未知なる時空を訪ねる旅の途中でめぐり逢った不可思議な風景と出来事
知的冒険エッセイ / 時空の旅
大いなる救済〜次元の違い
かっていずれの回であったか「身の周りの大変だ大変だは 日本にとってみればそう大変なことではなく 宇宙にとってみればどうでもいいようなことである」と書いた。
第729回では、漱石の小説「三四郎」のくだりから以下のように書いた。
三四郎は青雲の志を抱いて故郷の熊本から東京に向かう。その汽車の中で知り合ったおじさんが「熊本より 東京は広い 東京より 日本は広い 日本より」でちょっと切って、耳を傾けている 三四郎の顔を見て「日本より 頭の中のほうが もっと広いでしょう」と続けた。

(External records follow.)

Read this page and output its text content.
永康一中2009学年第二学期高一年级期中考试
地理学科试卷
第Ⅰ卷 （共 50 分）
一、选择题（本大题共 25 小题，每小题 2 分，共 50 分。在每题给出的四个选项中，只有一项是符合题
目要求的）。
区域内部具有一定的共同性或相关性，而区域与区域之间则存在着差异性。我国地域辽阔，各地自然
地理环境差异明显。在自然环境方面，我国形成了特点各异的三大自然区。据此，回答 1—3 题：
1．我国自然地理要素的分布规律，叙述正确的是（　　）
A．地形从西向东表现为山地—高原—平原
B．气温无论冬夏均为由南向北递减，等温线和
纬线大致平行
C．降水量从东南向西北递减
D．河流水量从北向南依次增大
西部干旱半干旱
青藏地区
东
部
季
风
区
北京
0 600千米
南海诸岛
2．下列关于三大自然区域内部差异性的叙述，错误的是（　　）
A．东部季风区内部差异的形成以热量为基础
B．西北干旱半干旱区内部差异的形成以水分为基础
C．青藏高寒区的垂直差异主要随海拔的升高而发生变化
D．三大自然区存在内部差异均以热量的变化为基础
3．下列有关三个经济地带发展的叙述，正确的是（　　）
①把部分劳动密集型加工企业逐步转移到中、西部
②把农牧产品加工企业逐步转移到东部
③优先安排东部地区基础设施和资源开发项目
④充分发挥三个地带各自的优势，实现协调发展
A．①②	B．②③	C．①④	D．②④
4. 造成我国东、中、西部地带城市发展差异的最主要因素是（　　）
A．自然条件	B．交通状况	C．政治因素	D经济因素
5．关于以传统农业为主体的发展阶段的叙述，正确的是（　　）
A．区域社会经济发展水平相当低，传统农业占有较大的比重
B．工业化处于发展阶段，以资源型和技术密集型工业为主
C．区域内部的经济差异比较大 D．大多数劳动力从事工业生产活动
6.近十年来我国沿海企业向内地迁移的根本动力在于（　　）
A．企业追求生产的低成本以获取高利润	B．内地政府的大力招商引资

第704回では、真言密教を開祖した弘法大師、空海の事蹟を取り上げ以下のように書いた。
空海は入定に先だつ4ヶ月前、11月15日に弟子たちを集め「私が入滅するのは3月21日寅の刻(午前4時ごろ)である。弟子たちよ、悲しんで泣いてはいけない」と宣告した。3月15日には再び弟子たちを集め「私は兜率天へのぼり、弥勒菩薩の御前に参るであろう そして56億7000万年後 私は必ず弥勒菩薩とともに下生する」と遺告した
56億7000万年後では、もはや宇宙の寿命に匹敵する時間である。だが超人空海にしてみれば、かような時間は刹那の夢の間なのかもしれない。
以上の記述が語るところは、ひと言でいえば「次元の違い」である。この次元の違いを理解するものは、おそらく生きとし生けるものの中で、人間のみではあるまいか? それはまた万物の霊長とされる「人間の存在理由」であろうし、それがゆえに「孤高の存在」でもある人間に与えられた、宇宙からの賜、「大いなる救済」なのかもしれない。